The premise is pretty straightforward and the title sums it all up: you've crashed on an alien planet, and you need to find a way to escape. There is no dialogue or explanation, and the only things resembling a plot are the objectives you're given before each level. Yet all of this works well in a game like this, since the lack of communication accentuates the isolation and eerie atmosphere you'd feel if you were really stranded in an unknown place. Another World did this sort of thing best out of all the games I’ve ever payed, and the way Capsized is presented evokes a similar feeling.
"All of this throwing and flying and grabbing results in dynamic, fun, and even tactical battles…"
Besides the standard jumping and shooting that make up the basic elements of a platformer, Capsized sets itself apart with the use of a few enjoyable and well put-together features. The levels are as much vertical as they are horizontal, so the player has been given both a jet-pack and a grappling hook to help him navigate them. The former regenerates when you pick up fuel cans, and the latter is always with you helping you grab onto any surface and propel yourself towards it. By successfully using these, separately or in unison, you can do some great maneuvers and fight the aliens in a creative fashion. Obviously the hook can be also used as a weapon allowing you to either grab objects which then become lethal upon release, or even grab the enemies themselves and bring then up close and personal (try not to do that with those carrying RPGs). All of this throwing and flying and grabbing results in dynamic, fun, and even tactical battles, especially after you've gotten used to the controls and know how to use them effectively.
As any self-respecting platformer Capsized has a good selection of weapons (all with alternate fire) and power-ups scattered across the levels, as well as secret areas, achievements, and level stats which greatly increase the already high replayability of the game. On top of these there are several gameplay modes which are unlocked after you're done with the campaign, plus bot deathmatch and local split screen co-op. The only thing missing that would make the game complete is online multiplayer, but for all we know it might already be in development.
While the majority of the game is simple run-and-gun (made a little more complex thanks to the physics and the hook), there are quite a few instances where you're required to plan ahead courtesy of traps and door switches that provide for some light puzzle elements. Even the aliens you encounter require different approaches and tactics, which also depend on what weapons you're carrying and the type of terrain and obstacles you're fighting around. There are both cramped and tight levels where you push your way through tunnels and caves, and there are also wide open areas allowing you to unleash your weapons and go crazy with the hook or the jet-pack. The difficulty can be changed for each level individually, which is perfect if you find yourself frustrated, but on the flip side you receive smaller rewards and points at the end of it.

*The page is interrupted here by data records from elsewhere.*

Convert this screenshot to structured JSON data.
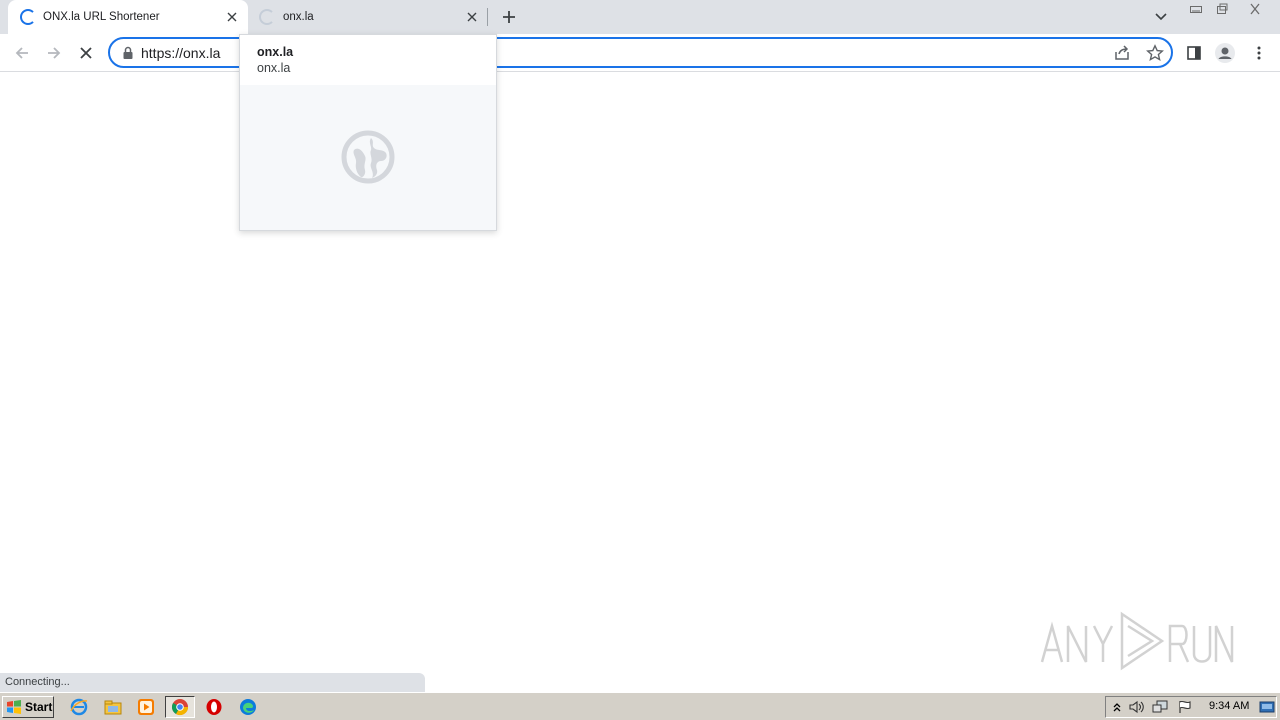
{
  "browser": {
    "tabs": [
      {
        "title": "ONX.la URL Shortener",
        "active": true,
        "loading": true
      },
      {
        "title": "onx.la",
        "active": false,
        "loading": true
      }
    ],
    "omnibox": {
      "url": "https://onx.la"
    },
    "accent_color": "#1a73e8"
  },
  "hover_card": {
    "title": "onx.la",
    "domain": "onx.la"
  },
  "status_bubble": {
    "text": "Connecting..."
  },
  "watermark": {
    "text": "ANY RUN"
  },
  "taskbar": {
    "start_label": "Start",
    "apps": [
      "ie-icon",
      "explorer-icon",
      "media-player-icon",
      "chrome-icon",
      "opera-icon",
      "edge-icon"
    ],
    "clock": "9:34 AM"
  }
}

One thing that two-dimensional games do best is allowing the developers to create distinct and detailed visuals, and Capsized is no exception. The thirteen levels are all excellently drawn and are packed full of detail resulting in really crisp and vibrant environments. Along with some subtle special effects such as night time, sun rays, smoke, and debris, they really suck you into the alien world, which is a great feat considering that there is no third dimension, and the game goes for an artistic, rather than realistic, approach. While the sound effects are solid by all accounts, it was the music and ambient audio that stood out for me, something which a lot of developers forget can have an even larger impact than flashy visuals.
For ten dollars this is a no-brainer; simple as that. You don't see these types of games every day, so grab them while they're fresh. Capsized reminds me in a lot of ways to Aquaria (another must-have indie platformer), which had similar atmosphere and style, and it's a shame that games of this caliber are such a rarity nowadays. Now I’m off to run some 3DMark, so my hardware doesn't pack up and leave.